Wednesday, June 08, 2005

While Elitists On The Editorial Pages Look Down On French Voters, A Letter Writer From Torrance Appreciates Them

The elitists on the editorial pages of the L.A. Times, Left and Right, looked down on the French electorate for rejecting the proposed constitution of the European Union, as expected. From their high and mighty positions, they frequently disdain the democratic will of the electorate, considering themselves much smarter.

But a letter writer to the Times from Torrance said, in my view, just what had to be said, and I'm going to quote him in full:

"As a member of the working class, I found it instructive that the 'neo-liberal' catechistic editorial "The French No" (June 1) and "Why Europeans Are Mad as Hell at the New Europe" (Commentary, June 2) by "neoconservative" Max Boot converged in lock step (or lock think) to look down an apparently shared patrician nose at the sarcastically portrayed job security concerns of the French working class, i.e., "Polish plumbers invading Paris."

"The neo-(fill in the blank) elites, who smell a victory for the new world order just over the dunghill if only old Europe would convert to global capitalist theology and "dump the labor unions," outsource to seek absolute advantage, etc., obviously haven't a clue about what it is like to fear for the loss of a livelihood while leading a "life of quiet desperation" as the new religion and its sneering prophets in the media preach salvation but deliver squat."

The letter is signed by Jack Devine, God bless him.

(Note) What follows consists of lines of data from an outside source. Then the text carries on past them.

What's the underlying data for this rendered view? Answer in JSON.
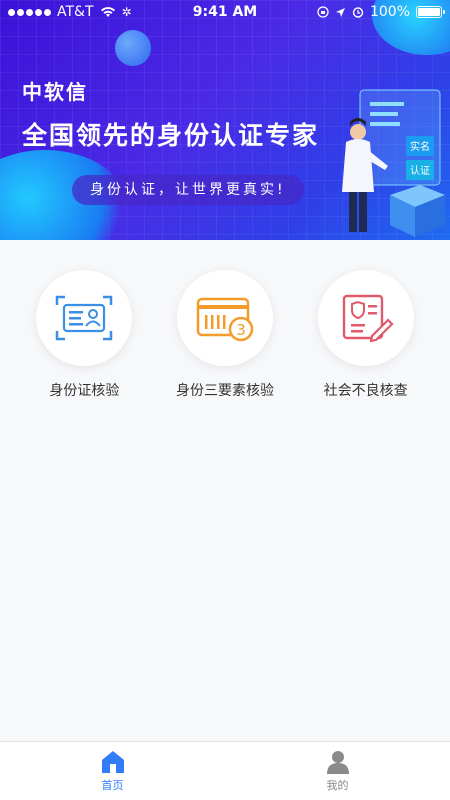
{
  "status_bar": {
    "carrier": "AT&T",
    "time": "9:41 AM",
    "battery": "100%"
  },
  "banner": {
    "brand": "中软信",
    "headline": "全国领先的身份认证专家",
    "slogan": "身份认证，让世界更真实!",
    "illustration_tags": [
      "实名",
      "认证"
    ]
  },
  "features": [
    {
      "label": "身份证核验",
      "icon": "id-card-scan-icon",
      "color": "#3a8ee6"
    },
    {
      "label": "身份三要素核验",
      "icon": "card-three-icon",
      "color": "#f39c2b"
    },
    {
      "label": "社会不良核查",
      "icon": "shield-document-icon",
      "color": "#e05a6b"
    }
  ],
  "tabbar": {
    "tabs": [
      {
        "label": "首页",
        "icon": "home-icon",
        "active": true
      },
      {
        "label": "我的",
        "icon": "user-icon",
        "active": false
      }
    ],
    "active_color": "#2f7cf6",
    "inactive_color": "#8a8a8a"
  }
}
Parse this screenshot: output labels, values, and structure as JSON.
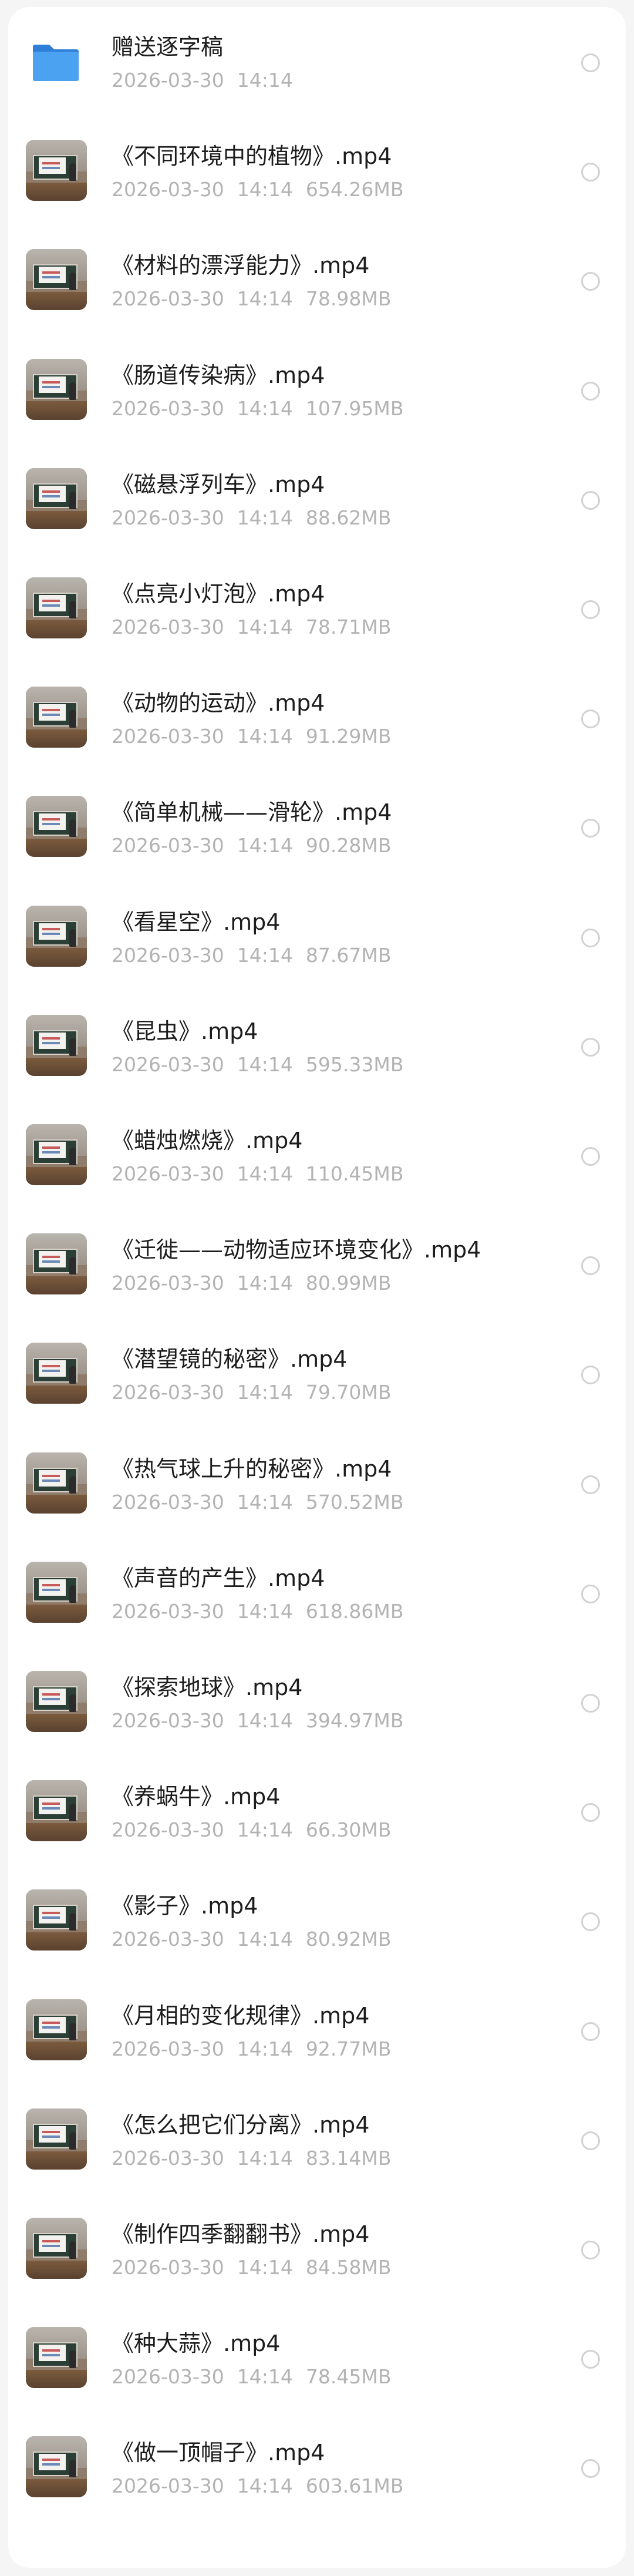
{
  "items": [
    {
      "type": "folder",
      "icon": "folder-icon",
      "title": "赠送逐字稿",
      "date": "2026-03-30",
      "time": "14:14",
      "size": ""
    },
    {
      "type": "video",
      "icon": "video-thumbnail",
      "title": "《不同环境中的植物》.mp4",
      "date": "2026-03-30",
      "time": "14:14",
      "size": "654.26MB"
    },
    {
      "type": "video",
      "icon": "video-thumbnail",
      "title": "《材料的漂浮能力》.mp4",
      "date": "2026-03-30",
      "time": "14:14",
      "size": "78.98MB"
    },
    {
      "type": "video",
      "icon": "video-thumbnail",
      "title": "《肠道传染病》.mp4",
      "date": "2026-03-30",
      "time": "14:14",
      "size": "107.95MB"
    },
    {
      "type": "video",
      "icon": "video-thumbnail",
      "title": "《磁悬浮列车》.mp4",
      "date": "2026-03-30",
      "time": "14:14",
      "size": "88.62MB"
    },
    {
      "type": "video",
      "icon": "video-thumbnail",
      "title": "《点亮小灯泡》.mp4",
      "date": "2026-03-30",
      "time": "14:14",
      "size": "78.71MB"
    },
    {
      "type": "video",
      "icon": "video-thumbnail",
      "title": "《动物的运动》.mp4",
      "date": "2026-03-30",
      "time": "14:14",
      "size": "91.29MB"
    },
    {
      "type": "video",
      "icon": "video-thumbnail",
      "title": "《简单机械——滑轮》.mp4",
      "date": "2026-03-30",
      "time": "14:14",
      "size": "90.28MB"
    },
    {
      "type": "video",
      "icon": "video-thumbnail",
      "title": "《看星空》.mp4",
      "date": "2026-03-30",
      "time": "14:14",
      "size": "87.67MB"
    },
    {
      "type": "video",
      "icon": "video-thumbnail",
      "title": "《昆虫》.mp4",
      "date": "2026-03-30",
      "time": "14:14",
      "size": "595.33MB"
    },
    {
      "type": "video",
      "icon": "video-thumbnail",
      "title": "《蜡烛燃烧》.mp4",
      "date": "2026-03-30",
      "time": "14:14",
      "size": "110.45MB"
    },
    {
      "type": "video",
      "icon": "video-thumbnail",
      "title": "《迁徙——动物适应环境变化》.mp4",
      "date": "2026-03-30",
      "time": "14:14",
      "size": "80.99MB"
    },
    {
      "type": "video",
      "icon": "video-thumbnail",
      "title": "《潜望镜的秘密》.mp4",
      "date": "2026-03-30",
      "time": "14:14",
      "size": "79.70MB"
    },
    {
      "type": "video",
      "icon": "video-thumbnail",
      "title": "《热气球上升的秘密》.mp4",
      "date": "2026-03-30",
      "time": "14:14",
      "size": "570.52MB"
    },
    {
      "type": "video",
      "icon": "video-thumbnail",
      "title": "《声音的产生》.mp4",
      "date": "2026-03-30",
      "time": "14:14",
      "size": "618.86MB"
    },
    {
      "type": "video",
      "icon": "video-thumbnail",
      "title": "《探索地球》.mp4",
      "date": "2026-03-30",
      "time": "14:14",
      "size": "394.97MB"
    },
    {
      "type": "video",
      "icon": "video-thumbnail",
      "title": "《养蜗牛》.mp4",
      "date": "2026-03-30",
      "time": "14:14",
      "size": "66.30MB"
    },
    {
      "type": "video",
      "icon": "video-thumbnail",
      "title": "《影子》.mp4",
      "date": "2026-03-30",
      "time": "14:14",
      "size": "80.92MB"
    },
    {
      "type": "video",
      "icon": "video-thumbnail",
      "title": "《月相的变化规律》.mp4",
      "date": "2026-03-30",
      "time": "14:14",
      "size": "92.77MB"
    },
    {
      "type": "video",
      "icon": "video-thumbnail",
      "title": "《怎么把它们分离》.mp4",
      "date": "2026-03-30",
      "time": "14:14",
      "size": "83.14MB"
    },
    {
      "type": "video",
      "icon": "video-thumbnail",
      "title": "《制作四季翻翻书》.mp4",
      "date": "2026-03-30",
      "time": "14:14",
      "size": "84.58MB"
    },
    {
      "type": "video",
      "icon": "video-thumbnail",
      "title": "《种大蒜》.mp4",
      "date": "2026-03-30",
      "time": "14:14",
      "size": "78.45MB"
    },
    {
      "type": "video",
      "icon": "video-thumbnail",
      "title": "《做一顶帽子》.mp4",
      "date": "2026-03-30",
      "time": "14:14",
      "size": "603.61MB"
    }
  ],
  "colors": {
    "title": "#1c1c1c",
    "meta": "#b3b3b3",
    "folder": "#3a8ee6",
    "radio_border": "#d2d2d2",
    "background": "#f5f5f5"
  }
}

He is able to say more in two paragraphs than Michael Kinsley in a whole column.-

This has meaning beside the issue of the future of the European Union. The press and governments of the West are filled these days with would-be sophisticates who don't understand how the cosmopolitcan attitude builds resentment among the stay-at-homes who are either fond of their own neighborhoods or fear that outsiders are going to come in and ruin them, reduce their wages, take away their pensions and make them live like dogs..

I remarked at the time that the French and Dutch were no more willing to vote for the Germans, Poles and Romanians to move in and take over than people in Santa Monica would welcome an invasion and being told what to do by the people of Bell Gardens.

There's truly something communistic in all of this. We'll move in and take what we think what we need, and everyone will be equal. Or we at the Chicago Tribune will buy newspapers all over the country and ignore the views of the readers of the papers we're taking over. We'll build up those papers' profit margins by cost-cutting, and, if the quality of the papers are reduced, so be it.

It won't work. It's so Kinsleyesque to suggest the French are in a funk because they don't want France to be submerged by outsiders, or that I'm peculiar because I want a homeowned newspaper rather than one that's run from Chicago.

And it's not enough to promise the French, the Dutch, the British or Los Angelenos that they will continue to have autonomy, when everyone knows the decisions are going to be made either elsewhere or by people imported from somewhere else.

Such attitudes can only breed rebellion and mistreatment of the invaders. Maybe hundreds of years from now, there will be a truly united Europe, and the culturally richer countries, the French and the Dutch and the British, won't care. And maybe Los Angelenos will have a more obsequious attitude toward Chicago. But I doubt it.

No, the Germans are no more welcome at the Arch of Triumph or in Trafalgar Square than they were in 1940. And Dennis FitzSimmons is going to be no more welcome to tell Los Angelenos what kind of newspaper they should have in 2040 than he is today.